The Bhutanese lucky charms’ signature style is four-sided and cotton-sewn, swaying either horizontally (strung along a rope) or vertically (attached to a wooden pole, ranging from 3 feet to 40+ feet). Prayer flags come in five symbolic colors. In a place where the natural and the spiritual like to mingle, each represents an element: green for water, yellow for earth, blue for sky, red for fire and white for air. Vertically displayed white prayer flags hold special meaning, signifying the passing of a loved one, and are reverently planted by relatives to protect the soul entering the next life. The white flags are also meant to guide souls into the upper, human realms of reincarnation, protecting them from the three lower realms—hell, ghost and animal.

“You may spot many of the cluster of 108 white prayer flags in Bhutan; this signifies it is in memory of the deceased and it is hoisted within 49 days after the demise. It is believed that this will help clear the path while the Lord of the Death is weighing the good and bad deeds of the deceased and deciding the afterlife accordingly,” explains Lotay Rinchen, owner of Bridge to Bhutan, a social enterprise that designs and leads custom journeys in Bhutan. “I hoisted those flags for my late father in 2006 and it took several members of my family several days—from obtaining the permit from the forest bureau to cut down pine trees from designated areas to hoisting the 108 prayer flags.”

Even as they inevitably fade and fray, fully bearing the brunt of the elements they represent, prayer flags aren’t simply taken down at the first sign of deterioration.
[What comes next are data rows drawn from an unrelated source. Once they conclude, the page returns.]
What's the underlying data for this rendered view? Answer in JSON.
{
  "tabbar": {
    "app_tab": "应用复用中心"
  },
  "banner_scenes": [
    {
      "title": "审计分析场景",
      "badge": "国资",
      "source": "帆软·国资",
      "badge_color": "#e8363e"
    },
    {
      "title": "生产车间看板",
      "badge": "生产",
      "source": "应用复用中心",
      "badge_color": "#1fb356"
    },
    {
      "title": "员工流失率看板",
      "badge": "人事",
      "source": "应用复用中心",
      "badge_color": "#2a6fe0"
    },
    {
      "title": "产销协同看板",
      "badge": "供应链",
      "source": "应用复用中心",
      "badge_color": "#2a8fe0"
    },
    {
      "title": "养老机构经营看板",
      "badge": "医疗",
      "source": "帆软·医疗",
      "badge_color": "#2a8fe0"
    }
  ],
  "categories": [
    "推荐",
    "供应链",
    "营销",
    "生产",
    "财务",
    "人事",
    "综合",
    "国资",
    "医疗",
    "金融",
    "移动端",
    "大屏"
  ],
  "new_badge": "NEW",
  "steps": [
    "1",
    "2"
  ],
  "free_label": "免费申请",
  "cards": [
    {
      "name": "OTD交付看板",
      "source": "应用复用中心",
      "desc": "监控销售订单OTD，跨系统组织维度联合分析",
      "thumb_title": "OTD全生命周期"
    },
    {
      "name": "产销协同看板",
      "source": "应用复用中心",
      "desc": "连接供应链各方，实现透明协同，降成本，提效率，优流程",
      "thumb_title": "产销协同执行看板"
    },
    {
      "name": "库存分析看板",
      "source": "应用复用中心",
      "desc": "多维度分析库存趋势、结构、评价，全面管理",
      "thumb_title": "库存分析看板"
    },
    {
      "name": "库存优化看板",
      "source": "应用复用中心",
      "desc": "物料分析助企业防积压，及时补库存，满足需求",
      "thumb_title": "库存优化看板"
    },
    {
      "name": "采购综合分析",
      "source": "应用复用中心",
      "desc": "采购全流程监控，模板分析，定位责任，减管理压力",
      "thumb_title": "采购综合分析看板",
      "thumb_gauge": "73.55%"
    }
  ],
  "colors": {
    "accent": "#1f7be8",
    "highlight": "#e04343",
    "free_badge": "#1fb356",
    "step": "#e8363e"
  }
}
Instead, wear and tear is encouraged, showing that the flag has done its job. Plus—it reflects a Buddhist belief that all is temporary and transformation is a key part of the ever-revolving cycle of life. Prayer flags are never allowed to touch the ground, so once they fully deteriorate they’re properly burned, with the smoke carrying their messages away on one final breezy journey. The cycle can then start afresh, with new flags being erected and teaming up with the wind to carry out their sacred duties. Handling the flags—whether taking them down or putting them up—is all about respect. They’re holy in Bhutanese culture after all, and a handler’s intentions should never be concerned with self-gain, but always with universal good vibes.

Follow the magic in the air to Bhutan. Whether you’re seeing the last Buddhist kingdom of the Himalayas by foot, car or vehicle, characteristic flashes of color whirling in the wind are sure to catch your eye. Remember to pause and fully feel the presence of the prayer flags. Enjoy the sound of the breeze blowing blessings and fanning fortune to all. Pair this with the echoing Bhutanese bird song and you get a true Himalayan symphony. Don’t be surprised if you’re feeling unusually at peace or downright giddy during your trip to Bhutan, or if you get lucky and a friendly stranger offers you a cup of home-made yak butter tea. Maybe the streak of good fortune will even follow you home in the wind.